Díaz Ayuso reivindica el «humanismo cristiano» tras la visita del Papa León XIV a Madrid
La presidenta de la Comunidad de Madrid, Isabel Díaz Ayuso, ha realizado este martes un balance institucional tras la conclusión de la visita apostólica del Papa León XIV a la capital. La dirigente regional ha destacado el «hondo sentir católico» que, a su juicio, ha proyectado la sociedad madrileña durante las jornadas, subrayando que esta identidad cultural se manifiesta con independencia de las creencias religiosas individuales.
En declaraciones recogidas por la prensa, Díaz Ayuso ha calificado a Madrid y a España como una sociedad «alegre, generosa y flexible», capaz de proyectar una imagen positiva a nivel internacional. La jefa del Ejecutivo autonómico ha enfatizado que el desarrollo de los actos ha transcurrido con éxito, destacando el carácter integrador de la región y rechazando cualquier etiqueta de sociedad clasista ante la afluencia de ciudadanos de diversas procedencias.
La presidenta madrileña ha querido reconocer explícitamente la labor de los servicios públicos involucrados en el dispositivo. En concreto, ha puesto en valor el papel desempeñado por la Policía Nacional y el conjunto de funcionarios que integraron el equipo de trabajo, calificando su desempeño como «excepcional» para garantizar la seguridad y el orden durante la estancia del Pontífice.

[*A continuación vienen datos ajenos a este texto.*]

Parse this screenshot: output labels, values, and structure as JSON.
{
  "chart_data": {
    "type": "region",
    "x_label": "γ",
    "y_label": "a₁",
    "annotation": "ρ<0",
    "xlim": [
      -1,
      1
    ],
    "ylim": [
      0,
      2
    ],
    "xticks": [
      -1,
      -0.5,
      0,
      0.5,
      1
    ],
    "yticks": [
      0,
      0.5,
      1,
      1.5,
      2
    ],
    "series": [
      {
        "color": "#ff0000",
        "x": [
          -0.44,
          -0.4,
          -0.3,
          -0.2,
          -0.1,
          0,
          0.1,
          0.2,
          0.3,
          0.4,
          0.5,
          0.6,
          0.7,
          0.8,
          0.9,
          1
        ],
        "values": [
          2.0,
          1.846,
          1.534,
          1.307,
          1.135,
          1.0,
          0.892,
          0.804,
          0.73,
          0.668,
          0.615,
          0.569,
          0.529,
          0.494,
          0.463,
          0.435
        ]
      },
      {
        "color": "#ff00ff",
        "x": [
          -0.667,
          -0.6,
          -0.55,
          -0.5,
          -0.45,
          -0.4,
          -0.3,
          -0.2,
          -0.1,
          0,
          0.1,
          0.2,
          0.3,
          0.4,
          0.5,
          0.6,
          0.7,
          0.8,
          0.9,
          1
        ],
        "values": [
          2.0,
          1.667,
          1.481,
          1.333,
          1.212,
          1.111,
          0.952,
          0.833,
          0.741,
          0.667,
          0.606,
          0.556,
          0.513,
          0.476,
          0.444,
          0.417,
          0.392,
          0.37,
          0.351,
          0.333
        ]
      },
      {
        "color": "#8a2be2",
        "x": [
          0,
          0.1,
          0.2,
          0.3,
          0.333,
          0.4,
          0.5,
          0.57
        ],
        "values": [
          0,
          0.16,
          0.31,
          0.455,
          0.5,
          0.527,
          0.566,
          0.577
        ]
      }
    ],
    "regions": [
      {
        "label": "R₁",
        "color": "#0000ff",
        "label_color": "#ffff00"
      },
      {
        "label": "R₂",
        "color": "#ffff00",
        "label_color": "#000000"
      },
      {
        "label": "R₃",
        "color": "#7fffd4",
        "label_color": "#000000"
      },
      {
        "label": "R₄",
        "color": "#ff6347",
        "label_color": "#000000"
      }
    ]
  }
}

En cuanto al contenido de sus audiencias privadas con el Santo Padre, Díaz Ayuso ha explicado que las conversaciones se centraron en desafíos globales que afectan a la comunidad internacional. Según la mandataria, el Papa León XIV ha utilizado su estancia en Madrid para dirigirse al mundo, abordando la protección de los colectivos más vulnerables, con especial mención a las personas mayores y a los no nacidos.
Finalmente, la presidenta regional ha señalado que los diálogos también abarcaron temas de complejidad contemporánea, como los movimientos migratorios, el desarrollo tecnológico y la implementación de la Inteligencia Artificial. Díaz Ayuso ha concluido que la visión del humanismo cristiano ofrece un marco de «serenidad y equilibrio fundamental» para afrontar estos retos globales que se manifiestan en todos los puntos del planeta.